Pennsylvania Governor Tom Corbett promised a school-choice juggernaut in the Keystone State when he campaigned for office two years ago. Not only has no crusade has ever come to pass, Corbett and the GOP-led state assembly let a modest charter school reform bill languish in the House recently without a vote. This should have been an opportunity for the state’s executive and legislative leadership to pay more than lip service to education reform. But, again, they failed.
This should have been an opportunity for the state’s executive and legislative leadership to pay more than lip service to education reform.
What’s worse, the bill the House killed had already been weakened through compromise. The effort to create an independent state board to authorize charters was removed to accommodate complaints for local school boards, which—with the exception of virtual schools—remain the sole charter authorizers in Pennsylvania. What was left was a commission to recommend a smarter funding strategy for charters, a provision to award high-performing charter schools with a ten-year contract (up from five), an application of the state’s Ethics Act to charters, and a move to allow charter networks to oversee multiple schools with one board, among other things.
Many states have already adopted one or more of these strategies. And, it should be noted, that one of the more controversial elements of this legislation was the commission that could only recommend to the state assembly different funding measures for charters. Legislators were concerned that the commission was “stacked with pro-charter people,” said the Republican chair of the House Education Committee.
This is a failure of leadership that was supposed to create the conditions for school choice in a state that had heightened the hopes of education reformers.
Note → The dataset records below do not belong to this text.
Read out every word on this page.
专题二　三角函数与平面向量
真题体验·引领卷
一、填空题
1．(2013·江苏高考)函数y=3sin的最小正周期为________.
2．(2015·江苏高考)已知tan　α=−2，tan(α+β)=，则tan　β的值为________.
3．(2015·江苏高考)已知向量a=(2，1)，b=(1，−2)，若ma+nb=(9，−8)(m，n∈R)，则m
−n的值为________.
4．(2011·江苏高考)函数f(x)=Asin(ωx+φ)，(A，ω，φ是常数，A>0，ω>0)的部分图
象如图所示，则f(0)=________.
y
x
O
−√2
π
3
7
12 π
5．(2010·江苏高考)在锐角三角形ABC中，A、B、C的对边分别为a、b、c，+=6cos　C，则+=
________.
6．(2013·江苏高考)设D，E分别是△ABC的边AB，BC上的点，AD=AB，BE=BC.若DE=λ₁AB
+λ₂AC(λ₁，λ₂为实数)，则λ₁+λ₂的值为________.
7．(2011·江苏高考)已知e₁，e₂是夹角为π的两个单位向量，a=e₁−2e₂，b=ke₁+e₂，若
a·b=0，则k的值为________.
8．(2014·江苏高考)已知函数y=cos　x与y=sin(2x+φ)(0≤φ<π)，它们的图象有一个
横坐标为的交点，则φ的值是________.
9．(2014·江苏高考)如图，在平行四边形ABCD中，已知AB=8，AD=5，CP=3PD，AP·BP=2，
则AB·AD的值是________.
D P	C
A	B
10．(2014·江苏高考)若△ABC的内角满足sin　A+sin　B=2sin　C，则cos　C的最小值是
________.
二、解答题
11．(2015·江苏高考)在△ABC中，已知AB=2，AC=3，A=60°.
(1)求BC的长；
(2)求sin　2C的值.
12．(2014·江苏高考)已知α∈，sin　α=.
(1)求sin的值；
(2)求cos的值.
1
And this dereliction isn’t new. Just one year ago, Wall Street Journal columnist William McGurn criticized Corbett and Republican leaders for allowing a promised voucher plan to languish (the state assembly eventually passed a modest tax credit scholarship for low-income kids). But McGurn’s more piercing commentary remains apt today: “The next time some Republican wonders why the African-American community doesn’t just come to its senses and start to vote the GOP ticket, point him to Pennsylvania.”
Nothing in this bill would have upended the status quo, but it contained elements that may have led to real benefits for kids, particularly those who are disadvantaged. There is a documented disparity of funding between charter schools and district schools in Pennsylvania, therefore a state panel charged with finding ways to eliminate that disparity, as this legislation would have done, would have treated all public school students equally. Charter networks like KIPP want to open more schools and operate them with a single board with oversight that’s been proven to work, and this legislation would have empowered such a “multiple charter school organization.” But no more.
The Philadelphia Inquirer noted that the bill had passed the Senate earlier with bipartisan support and by a ratio of more than 2 to 1. The House later let the clock run out without taking a vote. This is embarrassing for the Corbett administration. It’s now become hard to treat the governor’s statements on education reform as more than simple platitudes.